Deceiving his reader? Damn straight; because here's the second reason that Bernstein's statement is ridiculous. If he's even passing familiar with American universities, Bernstein must be aware that receiving "some" financial aid at an elite university is no indicator that the student's parents come from modest means. If a family sends two children to an elite university, raw tuition can easily top $200,000, and that figure is rising rapidly. And that's just for undergraduate education, which is no longer the passport to automatic prosperity that it once was. Entering the higher tiers of the professional class typically requires some form of postgraduate education; a friend of mine who's going to law school took out $150,000 of loans to finance the enterprise. In the face of numbers like these, even comfortably upper-middle class families are likely to apply for some financial aid, even if it's a relative pittance of a few thousand dollars.
Given these facts, what should really astound us about Bernstein's statistic is that 40% of the students at elite universities do not get financial aid.

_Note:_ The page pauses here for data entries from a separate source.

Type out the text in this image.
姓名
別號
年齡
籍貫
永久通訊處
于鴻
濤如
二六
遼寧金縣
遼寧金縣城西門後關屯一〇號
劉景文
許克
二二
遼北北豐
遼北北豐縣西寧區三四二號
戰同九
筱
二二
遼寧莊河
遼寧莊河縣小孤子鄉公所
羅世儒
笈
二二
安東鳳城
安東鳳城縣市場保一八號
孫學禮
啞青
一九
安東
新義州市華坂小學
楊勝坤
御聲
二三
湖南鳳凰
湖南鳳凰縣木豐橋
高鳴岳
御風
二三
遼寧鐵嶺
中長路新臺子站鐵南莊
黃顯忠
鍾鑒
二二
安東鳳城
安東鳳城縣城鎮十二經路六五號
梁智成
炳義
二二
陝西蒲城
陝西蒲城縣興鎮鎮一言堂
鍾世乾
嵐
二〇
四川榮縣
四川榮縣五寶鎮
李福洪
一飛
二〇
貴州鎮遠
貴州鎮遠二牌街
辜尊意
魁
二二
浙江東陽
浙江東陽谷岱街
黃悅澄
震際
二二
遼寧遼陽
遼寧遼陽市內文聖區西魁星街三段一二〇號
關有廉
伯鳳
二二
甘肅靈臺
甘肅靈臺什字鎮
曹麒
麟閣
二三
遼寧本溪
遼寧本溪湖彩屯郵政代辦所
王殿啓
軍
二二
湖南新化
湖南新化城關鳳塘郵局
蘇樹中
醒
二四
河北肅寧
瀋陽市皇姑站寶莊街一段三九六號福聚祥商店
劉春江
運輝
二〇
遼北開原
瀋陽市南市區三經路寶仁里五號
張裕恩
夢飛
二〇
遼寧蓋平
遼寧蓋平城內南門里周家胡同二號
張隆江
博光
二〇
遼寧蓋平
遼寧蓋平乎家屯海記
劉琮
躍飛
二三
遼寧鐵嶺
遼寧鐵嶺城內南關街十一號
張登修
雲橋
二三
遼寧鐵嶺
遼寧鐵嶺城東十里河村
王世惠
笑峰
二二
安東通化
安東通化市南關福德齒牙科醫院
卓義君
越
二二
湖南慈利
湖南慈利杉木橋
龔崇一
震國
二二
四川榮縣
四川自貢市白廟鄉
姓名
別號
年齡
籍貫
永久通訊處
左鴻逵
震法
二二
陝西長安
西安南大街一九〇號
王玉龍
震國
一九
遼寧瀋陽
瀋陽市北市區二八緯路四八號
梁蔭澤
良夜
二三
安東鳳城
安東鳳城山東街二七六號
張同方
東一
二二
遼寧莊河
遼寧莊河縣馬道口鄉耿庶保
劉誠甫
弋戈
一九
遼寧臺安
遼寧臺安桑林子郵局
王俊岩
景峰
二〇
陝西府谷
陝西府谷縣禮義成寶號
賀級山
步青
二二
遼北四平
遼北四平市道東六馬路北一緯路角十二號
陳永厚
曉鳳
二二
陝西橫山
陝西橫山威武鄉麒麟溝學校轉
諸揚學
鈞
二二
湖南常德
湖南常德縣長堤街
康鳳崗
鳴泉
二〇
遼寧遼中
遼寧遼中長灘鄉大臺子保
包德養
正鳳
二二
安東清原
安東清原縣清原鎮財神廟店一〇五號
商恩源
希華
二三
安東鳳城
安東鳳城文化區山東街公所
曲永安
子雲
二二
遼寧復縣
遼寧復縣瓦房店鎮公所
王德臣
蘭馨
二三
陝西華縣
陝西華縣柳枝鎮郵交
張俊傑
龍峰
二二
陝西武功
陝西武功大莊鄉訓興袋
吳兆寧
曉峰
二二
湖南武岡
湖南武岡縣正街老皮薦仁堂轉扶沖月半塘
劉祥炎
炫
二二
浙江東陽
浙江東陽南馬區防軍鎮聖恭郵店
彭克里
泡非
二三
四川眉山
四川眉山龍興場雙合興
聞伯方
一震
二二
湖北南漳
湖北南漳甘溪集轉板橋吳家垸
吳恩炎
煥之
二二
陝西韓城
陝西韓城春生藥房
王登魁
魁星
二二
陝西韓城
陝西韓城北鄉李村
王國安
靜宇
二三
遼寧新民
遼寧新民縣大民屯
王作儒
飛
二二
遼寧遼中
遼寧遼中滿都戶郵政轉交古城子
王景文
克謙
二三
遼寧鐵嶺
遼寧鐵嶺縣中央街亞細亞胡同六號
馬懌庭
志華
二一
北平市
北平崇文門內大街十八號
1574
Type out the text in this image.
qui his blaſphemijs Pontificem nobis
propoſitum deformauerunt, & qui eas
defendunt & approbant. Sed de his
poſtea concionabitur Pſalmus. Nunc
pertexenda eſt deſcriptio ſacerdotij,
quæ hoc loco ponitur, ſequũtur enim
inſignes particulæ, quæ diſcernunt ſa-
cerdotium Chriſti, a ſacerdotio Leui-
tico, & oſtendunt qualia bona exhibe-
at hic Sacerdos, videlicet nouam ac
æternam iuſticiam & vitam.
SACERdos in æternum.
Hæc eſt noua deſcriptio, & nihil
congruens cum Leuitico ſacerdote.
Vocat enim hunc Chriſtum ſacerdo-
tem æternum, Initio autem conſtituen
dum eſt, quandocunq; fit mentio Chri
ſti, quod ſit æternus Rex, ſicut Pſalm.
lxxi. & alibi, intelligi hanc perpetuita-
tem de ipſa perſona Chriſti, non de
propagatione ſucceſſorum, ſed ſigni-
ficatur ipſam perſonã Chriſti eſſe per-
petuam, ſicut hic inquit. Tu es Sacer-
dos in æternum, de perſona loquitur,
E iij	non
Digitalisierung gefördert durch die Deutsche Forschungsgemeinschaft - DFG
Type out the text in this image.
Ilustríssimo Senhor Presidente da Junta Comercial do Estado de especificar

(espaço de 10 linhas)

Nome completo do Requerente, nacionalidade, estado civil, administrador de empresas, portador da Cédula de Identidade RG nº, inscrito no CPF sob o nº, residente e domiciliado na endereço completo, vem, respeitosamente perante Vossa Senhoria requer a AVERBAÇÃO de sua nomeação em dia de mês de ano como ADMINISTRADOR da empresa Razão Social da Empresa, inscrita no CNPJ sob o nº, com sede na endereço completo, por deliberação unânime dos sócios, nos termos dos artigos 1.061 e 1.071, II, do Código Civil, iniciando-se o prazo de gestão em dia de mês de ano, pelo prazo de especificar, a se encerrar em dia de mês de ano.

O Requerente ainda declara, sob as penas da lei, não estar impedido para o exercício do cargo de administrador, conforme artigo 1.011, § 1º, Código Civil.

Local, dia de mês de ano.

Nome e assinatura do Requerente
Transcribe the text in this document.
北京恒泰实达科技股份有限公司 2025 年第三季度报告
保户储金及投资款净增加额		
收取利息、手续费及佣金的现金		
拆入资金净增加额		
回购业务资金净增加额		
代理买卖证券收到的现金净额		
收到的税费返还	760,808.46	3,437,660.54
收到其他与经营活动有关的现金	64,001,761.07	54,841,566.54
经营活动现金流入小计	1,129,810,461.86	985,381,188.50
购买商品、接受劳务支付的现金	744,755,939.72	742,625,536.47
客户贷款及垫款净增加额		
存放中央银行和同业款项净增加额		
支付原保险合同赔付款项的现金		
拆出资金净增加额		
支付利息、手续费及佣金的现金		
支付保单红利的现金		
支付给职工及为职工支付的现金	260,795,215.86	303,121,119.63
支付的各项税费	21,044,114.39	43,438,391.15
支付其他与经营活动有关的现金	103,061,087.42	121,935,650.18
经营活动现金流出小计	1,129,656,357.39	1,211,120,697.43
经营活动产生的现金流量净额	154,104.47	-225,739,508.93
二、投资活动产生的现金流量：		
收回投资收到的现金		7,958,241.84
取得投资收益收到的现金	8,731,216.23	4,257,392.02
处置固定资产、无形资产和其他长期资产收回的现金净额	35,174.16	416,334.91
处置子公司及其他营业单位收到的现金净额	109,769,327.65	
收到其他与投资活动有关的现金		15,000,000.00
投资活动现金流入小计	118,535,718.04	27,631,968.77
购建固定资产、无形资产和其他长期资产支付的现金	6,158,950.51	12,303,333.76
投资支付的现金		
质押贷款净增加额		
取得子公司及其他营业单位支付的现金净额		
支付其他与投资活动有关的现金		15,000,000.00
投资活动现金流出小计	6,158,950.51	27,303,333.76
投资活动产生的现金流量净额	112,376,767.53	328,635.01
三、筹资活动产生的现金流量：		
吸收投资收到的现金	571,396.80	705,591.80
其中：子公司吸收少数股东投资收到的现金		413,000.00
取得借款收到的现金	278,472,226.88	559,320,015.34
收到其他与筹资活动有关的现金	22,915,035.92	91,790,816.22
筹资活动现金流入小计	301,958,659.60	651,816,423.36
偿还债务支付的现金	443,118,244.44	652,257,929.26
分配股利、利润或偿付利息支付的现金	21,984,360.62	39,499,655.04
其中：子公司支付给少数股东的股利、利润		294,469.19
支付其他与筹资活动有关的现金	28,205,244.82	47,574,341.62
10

But forget all this. Let's get to the most outrageous thing about Bernstein's statement. American families need so much financial aid for America's elite universities because America's higher education system is so goddamn expensive in the first place. This expense is, needless to say, a major barrier to social mobility.
My fellow Americans, please guess how much it costs to attend the University of Oxford, UK? Close your eyes and take a wild guess, then read the next paragraph, from the Oxford financial information page:
Undergraduates beginning a course in 2005 may have to contribute towards their tuition fees. You will pay no more in tuition fee contribution at Oxford than at any other university, which is an amount set by the government: currently a maximum of £1,125 per year. How much you pay of that maximum is means-tested and depends on your family's or your own income (depending on whom you rely on for your living). Currently, if that income is under about £20,000 a year, you pay no tuition fees.
Try not to weep. Now go back, reread Bernstein's statement about social mobility in America, and see if it doesn't strike you as simply monstrous.
But perhaps Bernstein thinks American peons should just be glad that "many" (not all) of America's elite universities practice need-blind admissions, as we kick back and enjoy our handomely paid-for Medicaid, and delight in the multicultural superiority of a nation where Pat Buchanan hasn't been invited to a Republican national convention in, like, eight whole years.